Abel JJ. Arthur Robertson Cushny And Pharmacology. Science, 1926. Science. 63: 507-515.[16]

Abel JJ. Crystalline Insulin. 1926. Proceedings of the National Academy of Sciences of the United States of America. 12 (2): 132-136.[13]

Abel JJ. Experimental and Chemical Studies of the Blood with an Appeal for more Extended Chemical Training for the Biological and Medical Investigator. Science. 1915. Science. 42: 135-147.[17]

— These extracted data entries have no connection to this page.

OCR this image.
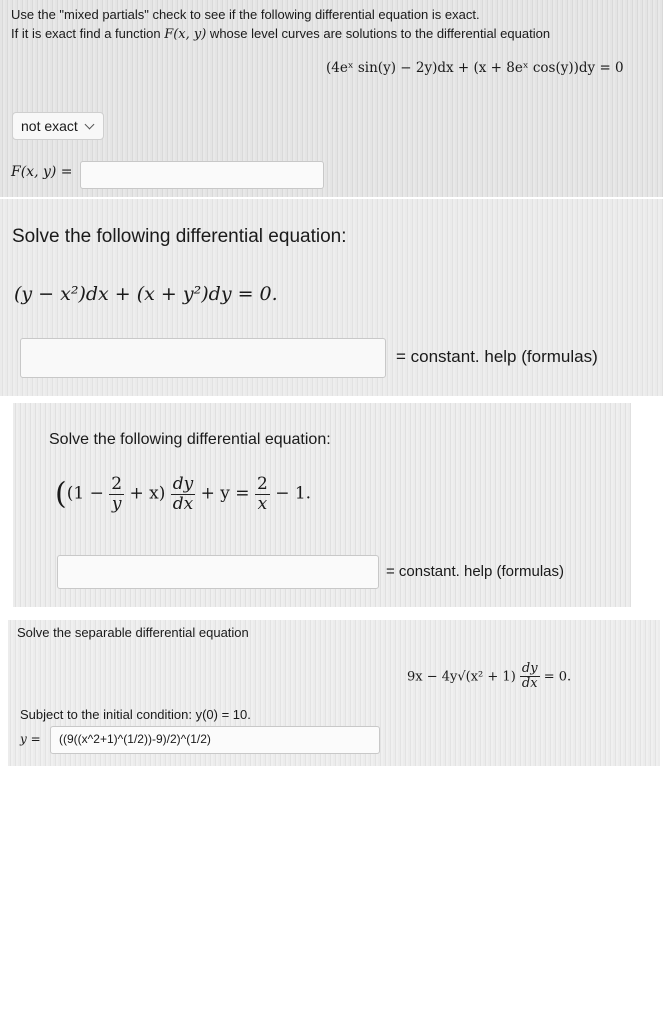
Use the "mixed partials" check to see if the following differential equation is exact.
If it is exact find a function F(x, y) whose level curves are solutions to the differential equation
(4eˣ sin(y) − 2y)dx + (x + 8eˣ cos(y))dy = 0
not exact
F(x, y) =
Solve the following differential equation:
(y − x²)dx + (x + y²)dy = 0.
= constant. help (formulas)
Solve the following differential equation:
($(1 - \frac{2}{y} + x) \frac{dy}{dx} + y = \frac{2}{x} - 1$.
= constant. help (formulas)
Solve the separable differential equation
$9x - 4y√(x^2 + 1) \frac{dy}{dx} = 0$.
Subject to the initial condition: y(0) = 10.
y =	((9((x^2+1)^(1/2))-9)/2)^(1/2)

Abel JJ. Experimental and Chemical Studies of the Blood with an Appeal for more Extended Chemical Training for the Biological and Medical Investigator. II. Science. 1915. Science. 42: 165-178.[18]

Degrees, awards, honors

Ph.B. (Bachelor of Philosophy) from University of Michigan, 1883

M.D. (Doctor of Medicine) from University of Strassburg, 1888
Honorary degrees

M.A. (Master of Arts) from University of Michigan, 1903

Sc.D. (Doctor of Science) from University of Michigan, 1912

Sc.D. (Doctor of Science) from University of Pittsburgh, 1915

LL.D. (Doctor of Law) from University of Cambridge, 1920

Sc.D. (Doctor of Science) from Harvard University, 1925

Sc.D. (Doctor of Science) from Yale University, 1927

M.D. (Doctor of Medicine) from University of Lviv, Poland, 1927

LL.D. (Doctor of Law) from University of Aberdeen, 1932[6]

Research Corporation Prize, 1925

Lectureship of Kober Foundation, 1925

Willard Gibbs Gold Medal by the Chicago Section of the American Chemical Society, 1927

Gold Medal, Society of Apothecaries, London, 1928

Conné Medal, New York Chemists’ Club, 1932

Kober Medal, 1934[6]

Private life
Abel married Mary Hinman in 1883. They met while he was a principal and she was a school teacher in La Porte, Indiana.[6] They had three children, one of whom was a daughter who died as an infant in 1888 in Strassburg. The other two, George H. Abel and Robert Abel of Philadelphia and Boston, respectively, survived into adulthood. Mary Abel and John Abel both passed in 1938; Mary in January and John in May due to a coronary thrombosis.[6]